Why JWTs are encoded, not encrypted
A standard signed JWT is encoded, not encrypted, so its payload is fully readable by anyone who obtains the token, which is why you must never place secrets inside it. The signature guarantees integrity, that the contents were not tampered with, but it provides no confidentiality; the claims sit in plain, decodable JSON.
Developers routinely make the mistake of putting sensitive data, passwords, full personal records, internal identifiers, into a JWT payload, assuming the token is opaque. It is not. Anyone who intercepts the token, from browser storage, a log file, or a network capture, can decode the payload in seconds.
Keep payloads to non-sensitive claims: a user ID, roles, and timing fields. If you truly need to hide the contents, that is a different construct, a JWE (JSON Web Encryption), which actually encrypts the payload. A plain signed JWT never does.
Reading the standard JWT claims
The JWT standard, RFC 7519, defines seven registered claim names that carry consistent meaning across systems, and all of them are optional but widely used. Recognizing them lets you read any token's payload at a glance, regardless of who issued it.
Three of these claims are timestamps, exp, iat, and nbf, and they are stored as Unix time: the number of seconds elapsed since January 1, 1970 UTC. A value like 1767225600 is not a random number; it is a date, and converting it reveals exactly when a token was issued or when it expires. To find a token's lifetime, subtract iat from exp.
The table below lists all seven registered claims and what each one means.
| Claim | Name | Meaning |
|---|---|---|
| exp | Expiration Time | Unix timestamp after which the token must be rejected |
| iat | Issued At | Unix timestamp of when the token was created |
| nbf | Not Before | Unix timestamp before which the token must not be accepted |
| iss | Issuer | Who issued the token, often a URL or service name |
| sub | Subject | Who the token is about, usually a user ID |
| aud | Audience | Intended recipient(s); your API should confirm it is listed |
| jti | JWT ID | A unique identifier for this specific token |
Can I decode a JWT without sending it to a server?
Yes, a client-side JWT decoder splits and Base64URL-decodes the token entirely in your browser, so the token is never transmitted to any server. Decoding is pure string manipulation that runs on your own device, no network request is needed to reveal the header and payload.
This is not just convenient, it is a real security control. A JWT is a bearer credential: whoever holds it can act as the user until it expires. Pasting a production token into a random online decoder sends that live credential to an unknown third party, who could capture and replay it. A tool that decodes locally eliminates that exposure entirely, letting you inspect real tokens without ever handing them to someone else's server.

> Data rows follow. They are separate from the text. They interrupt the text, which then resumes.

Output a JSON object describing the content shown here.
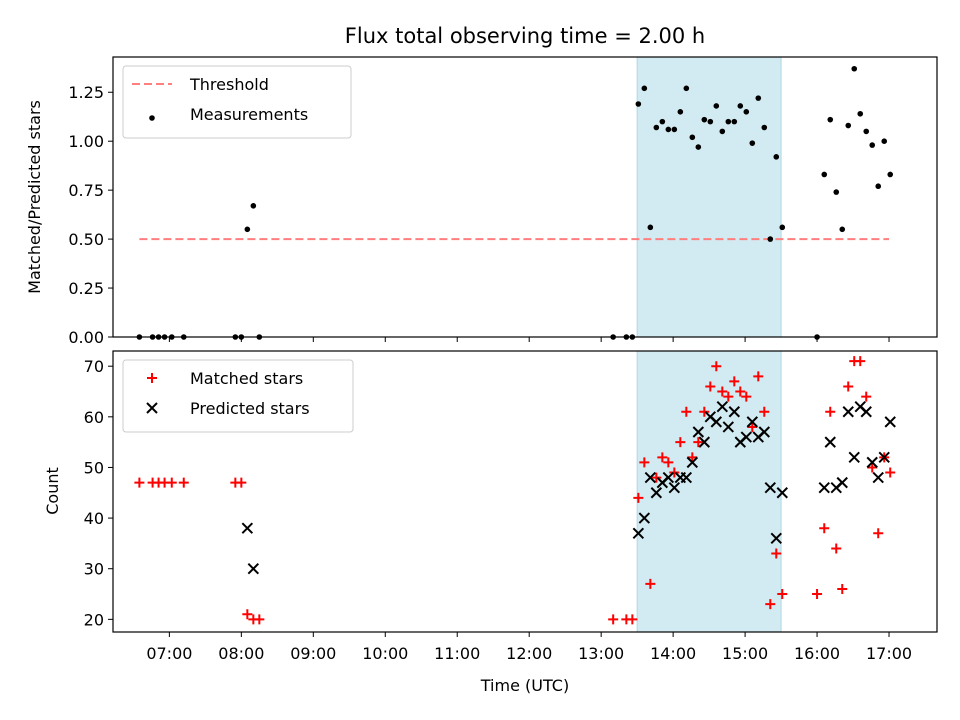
{
  "chart_data": [
    {
      "type": "scatter",
      "title": "Flux total observing time = 2.00 h",
      "ylabel": "Matched/Predicted stars",
      "xlabel": "",
      "xlim": [
        "06:13",
        "17:40"
      ],
      "ylim": [
        0,
        1.43
      ],
      "yticks": [
        "0.00",
        "0.25",
        "0.50",
        "0.75",
        "1.00",
        "1.25"
      ],
      "grid": false,
      "legend_position": "top-left",
      "highlight_span": [
        "13:30",
        "15:30"
      ],
      "threshold": {
        "name": "Threshold",
        "value": 0.5,
        "x_range": [
          "06:35",
          "17:00"
        ],
        "color": "#ff7f7f"
      },
      "series": [
        {
          "name": "Measurements",
          "color": "#000000",
          "points": [
            [
              "06:35",
              0
            ],
            [
              "06:46",
              0
            ],
            [
              "06:51",
              0
            ],
            [
              "06:56",
              0
            ],
            [
              "07:02",
              0
            ],
            [
              "07:12",
              0
            ],
            [
              "07:55",
              0
            ],
            [
              "08:00",
              0
            ],
            [
              "08:05",
              0.55
            ],
            [
              "08:10",
              0.67
            ],
            [
              "08:15",
              0
            ],
            [
              "13:10",
              0
            ],
            [
              "13:21",
              0
            ],
            [
              "13:26",
              0
            ],
            [
              "13:31",
              1.19
            ],
            [
              "13:36",
              1.27
            ],
            [
              "13:41",
              0.56
            ],
            [
              "13:46",
              1.07
            ],
            [
              "13:51",
              1.1
            ],
            [
              "13:56",
              1.06
            ],
            [
              "14:01",
              1.06
            ],
            [
              "14:06",
              1.15
            ],
            [
              "14:11",
              1.27
            ],
            [
              "14:16",
              1.02
            ],
            [
              "14:21",
              0.97
            ],
            [
              "14:26",
              1.11
            ],
            [
              "14:31",
              1.1
            ],
            [
              "14:36",
              1.18
            ],
            [
              "14:41",
              1.05
            ],
            [
              "14:46",
              1.1
            ],
            [
              "14:51",
              1.1
            ],
            [
              "14:56",
              1.18
            ],
            [
              "15:01",
              1.15
            ],
            [
              "15:06",
              0.99
            ],
            [
              "15:11",
              1.22
            ],
            [
              "15:16",
              1.07
            ],
            [
              "15:21",
              0.5
            ],
            [
              "15:26",
              0.92
            ],
            [
              "15:31",
              0.56
            ],
            [
              "16:00",
              0
            ],
            [
              "16:06",
              0.83
            ],
            [
              "16:11",
              1.11
            ],
            [
              "16:16",
              0.74
            ],
            [
              "16:21",
              0.55
            ],
            [
              "16:26",
              1.08
            ],
            [
              "16:31",
              1.37
            ],
            [
              "16:36",
              1.14
            ],
            [
              "16:41",
              1.05
            ],
            [
              "16:46",
              0.98
            ],
            [
              "16:51",
              0.77
            ],
            [
              "16:56",
              1.0
            ],
            [
              "17:01",
              0.83
            ]
          ]
        }
      ]
    },
    {
      "type": "scatter",
      "title": "",
      "ylabel": "Count",
      "xlabel": "Time (UTC)",
      "xlim": [
        "06:13",
        "17:40"
      ],
      "ylim": [
        17.5,
        73
      ],
      "yticks": [
        "20",
        "30",
        "40",
        "50",
        "60",
        "70"
      ],
      "xticks": [
        "07:00",
        "08:00",
        "09:00",
        "10:00",
        "11:00",
        "12:00",
        "13:00",
        "14:00",
        "15:00",
        "16:00",
        "17:00"
      ],
      "grid": false,
      "legend_position": "top-left",
      "highlight_span": [
        "13:30",
        "15:30"
      ],
      "series": [
        {
          "name": "Matched stars",
          "marker": "plus",
          "color": "#ff0000",
          "points": [
            [
              "06:35",
              47
            ],
            [
              "06:46",
              47
            ],
            [
              "06:51",
              47
            ],
            [
              "06:56",
              47
            ],
            [
              "07:02",
              47
            ],
            [
              "07:12",
              47
            ],
            [
              "07:55",
              47
            ],
            [
              "08:00",
              47
            ],
            [
              "08:05",
              21
            ],
            [
              "08:10",
              20
            ],
            [
              "08:15",
              20
            ],
            [
              "13:10",
              20
            ],
            [
              "13:21",
              20
            ],
            [
              "13:26",
              20
            ],
            [
              "13:31",
              44
            ],
            [
              "13:36",
              51
            ],
            [
              "13:41",
              27
            ],
            [
              "13:46",
              48
            ],
            [
              "13:51",
              52
            ],
            [
              "13:56",
              51
            ],
            [
              "14:01",
              49
            ],
            [
              "14:06",
              55
            ],
            [
              "14:11",
              61
            ],
            [
              "14:16",
              52
            ],
            [
              "14:21",
              55
            ],
            [
              "14:26",
              61
            ],
            [
              "14:31",
              66
            ],
            [
              "14:36",
              70
            ],
            [
              "14:41",
              65
            ],
            [
              "14:46",
              64
            ],
            [
              "14:51",
              67
            ],
            [
              "14:56",
              65
            ],
            [
              "15:01",
              64
            ],
            [
              "15:06",
              58
            ],
            [
              "15:11",
              68
            ],
            [
              "15:16",
              61
            ],
            [
              "15:21",
              23
            ],
            [
              "15:26",
              33
            ],
            [
              "15:31",
              25
            ],
            [
              "16:00",
              25
            ],
            [
              "16:06",
              38
            ],
            [
              "16:11",
              61
            ],
            [
              "16:16",
              34
            ],
            [
              "16:21",
              26
            ],
            [
              "16:26",
              66
            ],
            [
              "16:31",
              71
            ],
            [
              "16:36",
              71
            ],
            [
              "16:41",
              64
            ],
            [
              "16:46",
              50
            ],
            [
              "16:51",
              37
            ],
            [
              "16:56",
              52
            ],
            [
              "17:01",
              49
            ]
          ]
        },
        {
          "name": "Predicted stars",
          "marker": "x",
          "color": "#000000",
          "points": [
            [
              "08:05",
              38
            ],
            [
              "08:10",
              30
            ],
            [
              "13:31",
              37
            ],
            [
              "13:36",
              40
            ],
            [
              "13:41",
              48
            ],
            [
              "13:46",
              45
            ],
            [
              "13:51",
              47
            ],
            [
              "13:56",
              48
            ],
            [
              "14:01",
              46
            ],
            [
              "14:06",
              48
            ],
            [
              "14:11",
              48
            ],
            [
              "14:16",
              51
            ],
            [
              "14:21",
              57
            ],
            [
              "14:26",
              55
            ],
            [
              "14:31",
              60
            ],
            [
              "14:36",
              59
            ],
            [
              "14:41",
              62
            ],
            [
              "14:46",
              58
            ],
            [
              "14:51",
              61
            ],
            [
              "14:56",
              55
            ],
            [
              "15:01",
              56
            ],
            [
              "15:06",
              59
            ],
            [
              "15:11",
              56
            ],
            [
              "15:16",
              57
            ],
            [
              "15:21",
              46
            ],
            [
              "15:26",
              36
            ],
            [
              "15:31",
              45
            ],
            [
              "16:06",
              46
            ],
            [
              "16:11",
              55
            ],
            [
              "16:16",
              46
            ],
            [
              "16:21",
              47
            ],
            [
              "16:26",
              61
            ],
            [
              "16:31",
              52
            ],
            [
              "16:36",
              62
            ],
            [
              "16:41",
              61
            ],
            [
              "16:46",
              51
            ],
            [
              "16:51",
              48
            ],
            [
              "16:56",
              52
            ],
            [
              "17:01",
              59
            ]
          ]
        }
      ]
    }
  ]
}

Frequently asked questions
Can I decode a JWT without the secret key?
Yes. The header and payload are only Base64URL-encoded, so anyone can decode and read them without any key. The secret is required only to verify or create the signature, not to read the claims.
Is a JWT encrypted?
A standard signed JWT is not encrypted, only encoded and signed. The payload is readable by anyone who has the token. Use JWE if you actually need the contents encrypted.
What is the difference between decoding and verifying a JWT?

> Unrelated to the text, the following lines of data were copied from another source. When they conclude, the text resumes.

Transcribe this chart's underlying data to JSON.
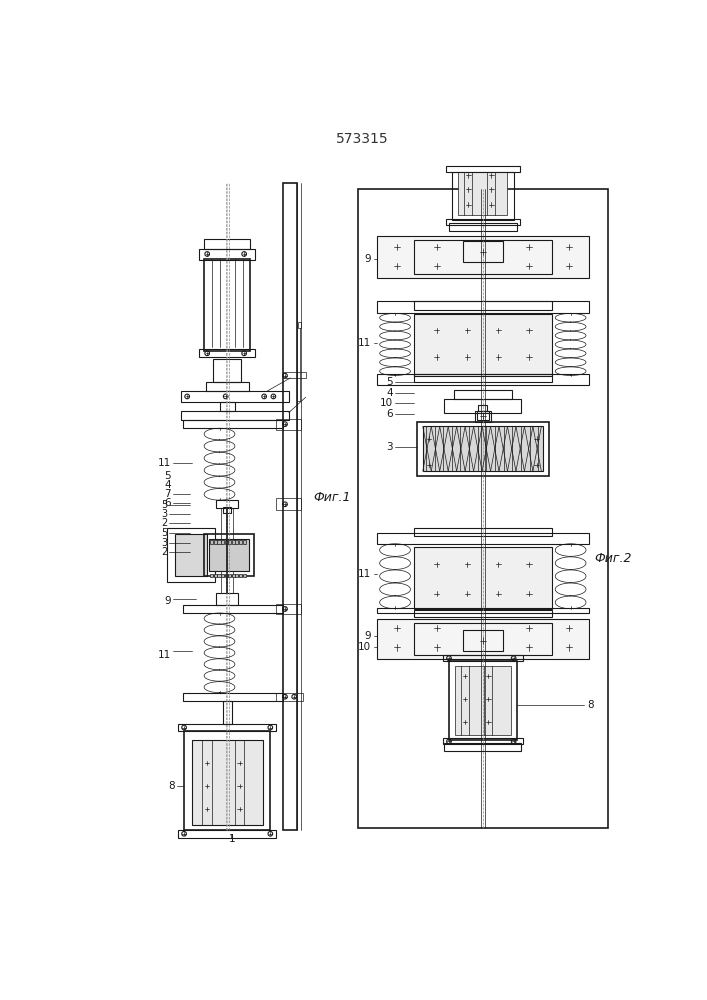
{
  "title": "573315",
  "bg_color": "#ffffff",
  "line_color": "#1a1a1a",
  "fig1_label": "Фиг.1",
  "fig2_label": "Фиг.2"
}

Decoding reveals the claims and needs no secret. Verifying recomputes the signature with the signing key to confirm the token is authentic and unchanged. Only verified tokens should be trusted.

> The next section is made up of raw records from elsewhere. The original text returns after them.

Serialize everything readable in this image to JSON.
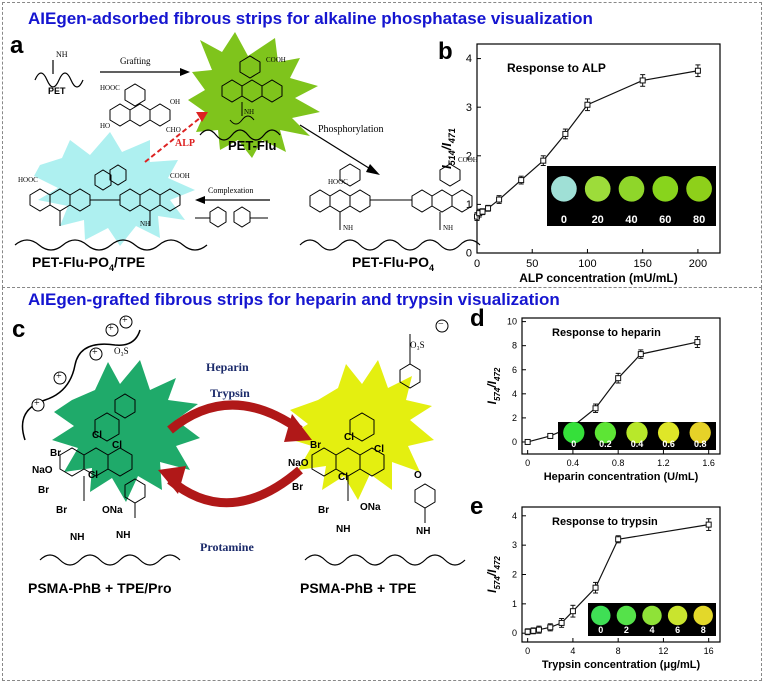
{
  "section1": {
    "title": "AIEgen-adsorbed fibrous strips for alkaline phosphatase visualization"
  },
  "section2": {
    "title": "AIEgen-grafted fibrous strips for heparin and trypsin visualization"
  },
  "panel_a": {
    "label": "a",
    "grafting": "Grafting",
    "pet": "PET",
    "pet_flu": "PET-Flu",
    "phosphorylation": "Phosphorylation",
    "complexation": "Complexation",
    "alp": "ALP",
    "pet_flu_po4": "PET-Flu-PO",
    "pet_flu_po4_tpe": "PET-Flu-PO",
    "tpe_suffix": "/TPE",
    "sub4": "4",
    "nh": "NH",
    "hooc": "HOOC",
    "cooh": "COOH",
    "oh": "OH",
    "cho": "CHO",
    "ho": "HO",
    "o": "O"
  },
  "panel_c": {
    "label": "c",
    "heparin": "Heparin",
    "trypsin": "Trypsin",
    "protamine": "Protamine",
    "left_caption": "PSMA-PhB + TPE/Pro",
    "right_caption": "PSMA-PhB + TPE",
    "nao": "NaO",
    "br": "Br",
    "cl": "Cl",
    "ona": "ONa",
    "o": "O",
    "nh": "NH",
    "so3": "O₃S",
    "plus": "+",
    "minus": "−"
  },
  "colors": {
    "header": "#1515d0",
    "alp_arrow": "#dd2222",
    "cycle_arrow": "#b01818",
    "green_burst": "#7fc41c",
    "cyan_burst": "#aef0f0",
    "teal_burst": "#1faa6a",
    "yellow_burst": "#e4ef10"
  },
  "chart_data": [
    {
      "panel": "b",
      "type": "line",
      "annotation": "Response to ALP",
      "xlabel": "ALP concentration (mU/mL)",
      "ylabel_main": "I",
      "ylabel_sub1": "514",
      "ylabel_sep": "/I",
      "ylabel_sub2": "471",
      "xlim": [
        0,
        220
      ],
      "ylim": [
        0,
        4.3
      ],
      "xticks": [
        0,
        50,
        100,
        150,
        200
      ],
      "yticks": [
        0,
        1,
        2,
        3,
        4
      ],
      "x": [
        0,
        2,
        5,
        10,
        20,
        40,
        60,
        80,
        100,
        150,
        200
      ],
      "y": [
        0.75,
        0.82,
        0.85,
        0.92,
        1.1,
        1.5,
        1.9,
        2.45,
        3.05,
        3.55,
        3.75
      ],
      "err": [
        0.08,
        0.08,
        0.06,
        0.06,
        0.08,
        0.08,
        0.1,
        0.1,
        0.12,
        0.12,
        0.12
      ],
      "inset_labels": [
        "0",
        "20",
        "40",
        "60",
        "80"
      ],
      "inset_colors": [
        "#9fe0d6",
        "#9ddc3a",
        "#8fd62a",
        "#88d41c",
        "#8ed01a"
      ]
    },
    {
      "panel": "d",
      "type": "line",
      "annotation": "Response to heparin",
      "xlabel": "Heparin concentration (U/mL)",
      "ylabel_main": "I",
      "ylabel_sub1": "574",
      "ylabel_sep": "/I",
      "ylabel_sub2": "472",
      "xlim": [
        -0.05,
        1.7
      ],
      "ylim": [
        -1,
        10.3
      ],
      "xticks": [
        0,
        0.4,
        0.8,
        1.2,
        1.6
      ],
      "yticks": [
        0,
        2,
        4,
        6,
        8,
        10
      ],
      "x": [
        0,
        0.2,
        0.4,
        0.6,
        0.8,
        1.0,
        1.5
      ],
      "y": [
        0.0,
        0.5,
        1.3,
        2.8,
        5.3,
        7.3,
        8.3
      ],
      "err": [
        0.15,
        0.2,
        0.25,
        0.35,
        0.4,
        0.35,
        0.45
      ],
      "inset_labels": [
        "0",
        "0.2",
        "0.4",
        "0.6",
        "0.8"
      ],
      "inset_colors": [
        "#35e03a",
        "#5de535",
        "#b8e82a",
        "#dfe628",
        "#e6d228"
      ]
    },
    {
      "panel": "e",
      "type": "line",
      "annotation": "Response to trypsin",
      "xlabel": "Trypsin concentration (μg/mL)",
      "ylabel_main": "I",
      "ylabel_sub1": "574",
      "ylabel_sep": "/I",
      "ylabel_sub2": "472",
      "xlim": [
        -0.5,
        17
      ],
      "ylim": [
        -0.3,
        4.3
      ],
      "xticks": [
        0,
        4,
        8,
        12,
        16
      ],
      "yticks": [
        0,
        1,
        2,
        3,
        4
      ],
      "x": [
        0,
        0.5,
        1,
        2,
        3,
        4,
        6,
        8,
        16
      ],
      "y": [
        0.05,
        0.08,
        0.12,
        0.2,
        0.35,
        0.75,
        1.55,
        3.2,
        3.7
      ],
      "err": [
        0.1,
        0.1,
        0.12,
        0.12,
        0.15,
        0.2,
        0.18,
        0.12,
        0.2
      ],
      "inset_labels": [
        "0",
        "2",
        "4",
        "6",
        "8"
      ],
      "inset_colors": [
        "#3fdf55",
        "#55e24a",
        "#8fe238",
        "#c9e42e",
        "#e3d82a"
      ]
    }
  ]
}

What do exp and iat mean in a JWT?
They are the expiration and issued-at times, stored as Unix timestamps (seconds since 1970). Subtract iat from exp to get the token's lifetime; a token is expired once the current time passes exp.
Is it safe to paste a JWT into an online decoder?
Only if the decoder runs entirely in your browser. A JWT is a live bearer credential, and pasting a production token into a server-side decoder sends it to a third party who could replay it. Use a client-side tool.